Kondisi sekolah-sekolah yang telah hancur lebur
lantas mengingatkannya terhadap masa lalu SD Muhamadiyah yang juga
hampir rubuh meski bukan karena bencana alam. Ingatan terhadap sosok Bu
Muslimah pun kembali membayangi pikirannya. Sekembalinya dari Aceh,
Andrea pun memantapkan diri untuk menulis tentang pengalaman masa
lalunya di SD Muhamadiyah dan sosok Bu Muslimah. “Saya mengerjakannya
hanya selama tiga minggu,” aku pria yang berulang tahun pada 24 Oktober
ini.
Naskah setebal 700 halaman itu lantas digandakan menjadi 11
buah. Satu kopi naskah tersebut dikirimkan kepada Bu Muslimah yang kala
itu tengah sakit. Sedangkan sisanya dikirimkan kepada sahabat-sahabatnya
dalam Laskar Pelangi. Tak sengaja, naskah yang berada dalam laptop
Andrea dibaca oleh salah satu rekannya yang kemudian mengirimkan ke
penerbit.
Bak gayung bersambut, penerbit pun tertarik untuk
menerbitkan dan menjualnya ke pasar. Tepatnya pada Desember 2005, buku
Laskar Pelangi diluncurkan ke pasar secara resmi. Dalam waktu singkat,
Laskar Pelangi menjadi bahan pembicaraan para penggemar karya sastra
khususnya novel. Dalam waktu seminggu, novel perdana Andrea tersebut
sudah mampu dicetak ulang. Bahkan dalam kurun waktu setahun setelah
peluncuran, Laskar Pelangi mampu terjual sebanyak 200 ribu sehingga
termasuk dalam best seller. Hingga saat ini, Laskar Pelangi mampu
terjual lebih dari satu juta eksemplar.
Penjualan Laskar Pelangi
semakin merangkak naik setelah Andrea muncul dalam salah satu acara
televisi. Bahkan penjualannya mencapai 20 ribu dalam sehari. Sungguh
merupakan suatu prestasi tersendiri bagi Andrea, terlebih lagi ia masih
tergolong baru sebagai seorang penulis novel. Padahal Andrea sendiri
mengaku sangatlah jarang membaca novel sebelum menulis Laskar Pelangi.

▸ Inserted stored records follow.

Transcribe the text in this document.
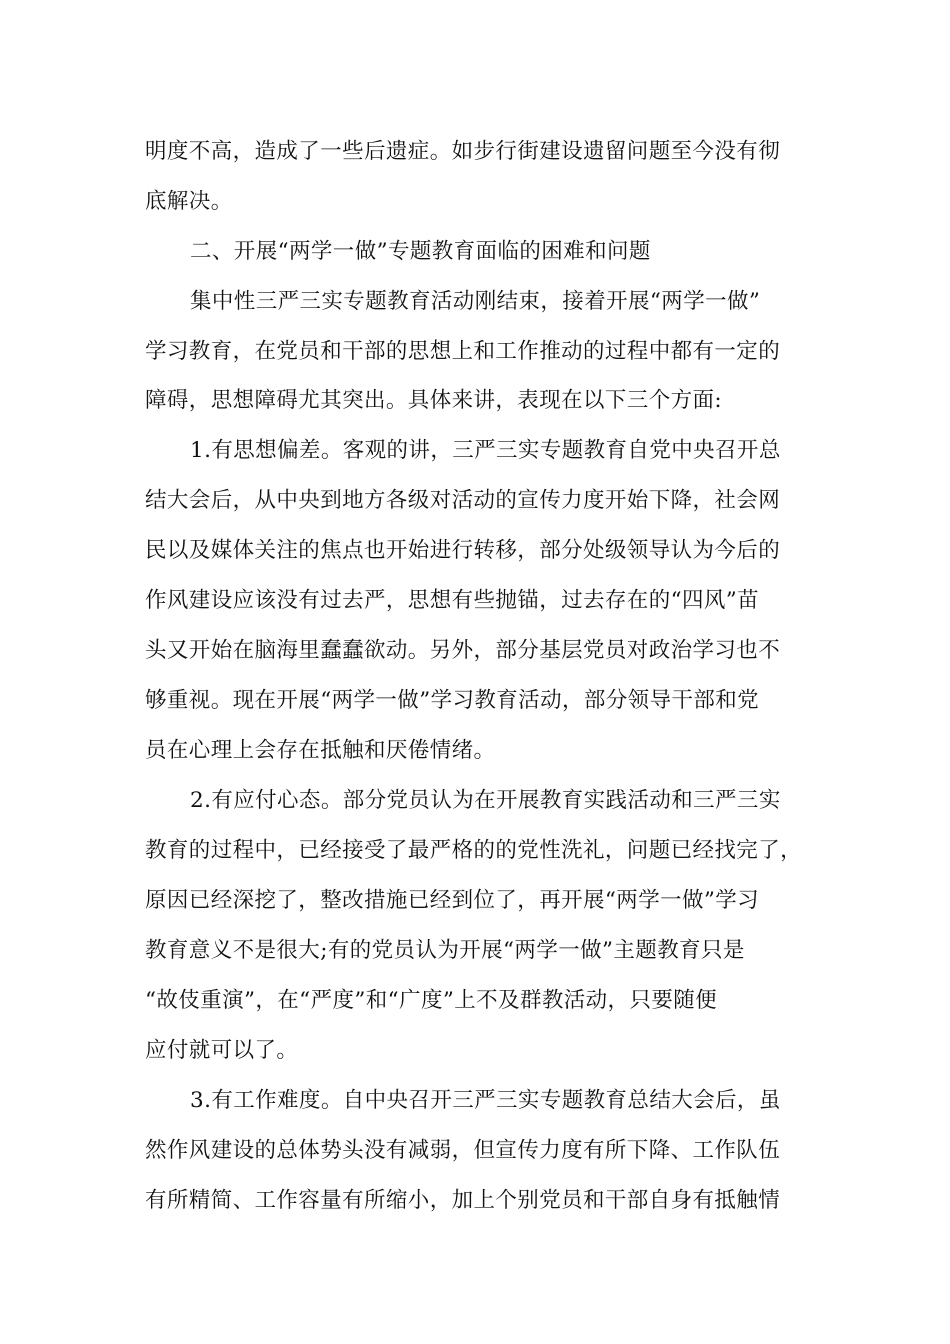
明度不高，造成了一些后遗症。如步行街建设遗留问题至今没有彻
底解决。
二、开展“两学一做”专题教育面临的困难和问题
集中性三严三实专题教育活动刚结束，接着开展“两学一做”
学习教育，在党员和干部的思想上和工作推动的过程中都有一定的
障碍，思想障碍尤其突出。具体来讲，表现在以下三个方面:
1.有思想偏差。客观的讲，三严三实专题教育自党中央召开总
结大会后，从中央到地方各级对活动的宣传力度开始下降，社会网
民以及媒体关注的焦点也开始进行转移，部分处级领导认为今后的
作风建设应该没有过去严，思想有些抛锚，过去存在的“四风”苗
头又开始在脑海里蠢蠢欲动。另外，部分基层党员对政治学习也不
够重视。现在开展“两学一做”学习教育活动，部分领导干部和党
员在心理上会存在抵触和厌倦情绪。
2.有应付心态。部分党员认为在开展教育实践活动和三严三实
教育的过程中，已经接受了最严格的的党性洗礼，问题已经找完了，
原因已经深挖了，整改措施已经到位了，再开展“两学一做”学习
教育意义不是很大;有的党员认为开展“两学一做”主题教育只是
“故伎重演”，在“严度”和“广度”上不及群教活动，只要随便
应付就可以了。
3.有工作难度。自中央召开三严三实专题教育总结大会后，虽
然作风建设的总体势头没有减弱，但宣传力度有所下降、工作队伍
有所精简、工作容量有所缩小，加上个别党员和干部自身有抵触情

Sukses dengan Laskar Pelangi, Andrea kemudian kembali meluncurkan buku
kedua, Sang Pemimpi yang terbit pada Juli 2006 dan dilanjutkan dengan
buku ketiganya, Edensor pada Agustus 2007. Selain meraih kesuksesan
dalam tingkat penjualan, Andrea juga meraih penghargaan sastra
Khatulistiwa Literary Award (KLA) pada tahun 2007.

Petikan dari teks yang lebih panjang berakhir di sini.